À travers un arrêté ministériel signé le 15 mai dernier, le cabinet de la gouverneure Fifi Masuka a interdit aux confessions religieuses d’organiser des cultes en dehors de la tranche horaire de 9h00 à 15h00, sous peine de sanctions.
Cette décision s’inscrit dans le cadre de la lutte contre les nuisances sonores dans les zones d’habitation, à l’issue des concertations présidées par la gouverneure avec les autorités territoriales afin d’améliorer les conditions de vie de la population.
Mais sur le terrain, la mesure passe mal auprès des communautés religieuses. Ce samedi 23 mai, l’Union des Pasteurs de Kolwezi a officiellement exprimé son désaccord, estimant que les églises sont injustement ciblées par cette réglementation.
« L’initiative de lutter contre les nuisances sonores n’est pas mauvaise, mais nous désapprouvons une décision qui ne respecte pas le principe d’équité vis-à-vis des bars et terrasses », a déclaré Emmanuel Banza, surnommé « Baba de Kolwezi », président de l’Union des Pasteurs de Kolwezi.

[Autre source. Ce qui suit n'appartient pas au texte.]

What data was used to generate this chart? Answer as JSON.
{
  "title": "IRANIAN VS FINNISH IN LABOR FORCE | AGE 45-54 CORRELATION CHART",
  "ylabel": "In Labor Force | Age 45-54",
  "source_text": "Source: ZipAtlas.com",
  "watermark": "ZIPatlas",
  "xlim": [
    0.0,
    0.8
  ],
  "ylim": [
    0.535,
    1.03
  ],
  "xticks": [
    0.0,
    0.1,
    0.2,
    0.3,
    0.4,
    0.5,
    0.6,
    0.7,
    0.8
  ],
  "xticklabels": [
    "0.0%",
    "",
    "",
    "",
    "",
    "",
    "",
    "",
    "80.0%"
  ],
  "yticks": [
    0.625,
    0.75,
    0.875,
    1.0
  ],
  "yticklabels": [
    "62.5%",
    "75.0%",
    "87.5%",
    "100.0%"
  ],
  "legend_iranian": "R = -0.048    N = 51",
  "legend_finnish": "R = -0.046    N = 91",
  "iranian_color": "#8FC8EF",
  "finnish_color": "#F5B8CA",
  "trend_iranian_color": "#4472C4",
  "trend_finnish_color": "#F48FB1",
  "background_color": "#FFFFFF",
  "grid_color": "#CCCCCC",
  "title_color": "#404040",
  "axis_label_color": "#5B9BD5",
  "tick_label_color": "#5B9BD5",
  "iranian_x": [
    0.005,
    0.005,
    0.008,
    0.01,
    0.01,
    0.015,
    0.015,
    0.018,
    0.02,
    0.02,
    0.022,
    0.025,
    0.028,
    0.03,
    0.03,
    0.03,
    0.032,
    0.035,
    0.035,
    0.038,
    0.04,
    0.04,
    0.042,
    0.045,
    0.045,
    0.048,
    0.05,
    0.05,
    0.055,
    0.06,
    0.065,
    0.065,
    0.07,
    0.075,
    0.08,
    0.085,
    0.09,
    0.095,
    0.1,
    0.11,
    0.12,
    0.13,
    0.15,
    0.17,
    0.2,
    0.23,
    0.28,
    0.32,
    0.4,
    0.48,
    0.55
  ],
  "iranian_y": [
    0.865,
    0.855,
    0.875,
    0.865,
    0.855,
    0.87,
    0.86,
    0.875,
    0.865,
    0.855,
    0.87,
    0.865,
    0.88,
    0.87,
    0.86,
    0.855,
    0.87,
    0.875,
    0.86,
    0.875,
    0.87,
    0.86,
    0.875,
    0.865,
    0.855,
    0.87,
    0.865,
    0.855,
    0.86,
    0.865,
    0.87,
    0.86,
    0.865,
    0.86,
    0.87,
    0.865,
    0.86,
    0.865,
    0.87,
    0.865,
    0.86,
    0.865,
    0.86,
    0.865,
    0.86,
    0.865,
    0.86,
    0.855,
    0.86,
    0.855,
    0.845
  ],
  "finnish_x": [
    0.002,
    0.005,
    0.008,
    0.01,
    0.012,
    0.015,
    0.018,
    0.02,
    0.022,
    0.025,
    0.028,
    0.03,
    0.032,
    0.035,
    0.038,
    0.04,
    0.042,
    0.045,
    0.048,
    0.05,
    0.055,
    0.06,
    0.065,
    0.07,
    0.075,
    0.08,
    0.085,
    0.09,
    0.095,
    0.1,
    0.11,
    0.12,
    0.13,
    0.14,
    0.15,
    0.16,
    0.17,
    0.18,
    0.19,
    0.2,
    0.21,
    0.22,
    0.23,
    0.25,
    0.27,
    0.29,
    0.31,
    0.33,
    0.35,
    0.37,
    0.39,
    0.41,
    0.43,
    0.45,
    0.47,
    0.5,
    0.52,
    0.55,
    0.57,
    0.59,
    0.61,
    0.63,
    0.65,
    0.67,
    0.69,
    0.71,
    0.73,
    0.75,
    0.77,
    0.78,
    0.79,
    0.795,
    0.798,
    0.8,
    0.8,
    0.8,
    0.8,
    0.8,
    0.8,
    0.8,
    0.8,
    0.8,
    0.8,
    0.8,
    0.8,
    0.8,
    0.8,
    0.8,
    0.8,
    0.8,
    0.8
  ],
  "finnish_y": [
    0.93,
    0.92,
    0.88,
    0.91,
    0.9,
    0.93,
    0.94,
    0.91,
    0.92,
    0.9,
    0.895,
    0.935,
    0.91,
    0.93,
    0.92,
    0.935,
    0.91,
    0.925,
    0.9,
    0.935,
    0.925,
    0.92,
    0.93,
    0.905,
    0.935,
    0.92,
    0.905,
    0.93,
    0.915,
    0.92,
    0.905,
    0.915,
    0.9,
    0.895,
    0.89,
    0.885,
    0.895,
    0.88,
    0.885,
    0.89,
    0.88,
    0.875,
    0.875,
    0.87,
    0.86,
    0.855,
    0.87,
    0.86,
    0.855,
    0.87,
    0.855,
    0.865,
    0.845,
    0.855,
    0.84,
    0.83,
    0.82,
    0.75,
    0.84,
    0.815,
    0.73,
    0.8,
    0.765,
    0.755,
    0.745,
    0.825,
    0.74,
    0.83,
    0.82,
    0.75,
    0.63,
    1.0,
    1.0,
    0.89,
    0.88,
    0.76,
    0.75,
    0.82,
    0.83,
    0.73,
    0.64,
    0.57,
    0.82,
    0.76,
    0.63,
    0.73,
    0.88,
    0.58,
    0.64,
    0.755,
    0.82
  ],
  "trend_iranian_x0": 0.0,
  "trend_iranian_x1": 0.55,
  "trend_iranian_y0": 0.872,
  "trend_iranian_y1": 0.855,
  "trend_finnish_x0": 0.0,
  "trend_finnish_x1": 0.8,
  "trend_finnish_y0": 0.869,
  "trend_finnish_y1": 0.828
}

La structure annonce par ailleurs la tenue, dès ce lundi 25 mai 2026, d’une réunion regroupant l’ensemble des pasteurs membres afin d’élaborer un mémorandum qui sera adressé à la gouverneure provinciale pour demander la révision de cette mesure.
Selon les responsables religieux, les restrictions actuelles ne tiennent pas compte des réalités des activités ecclésiastiques et interviennent dans un contexte qui ne relève d’aucune urgence sanitaire particulière.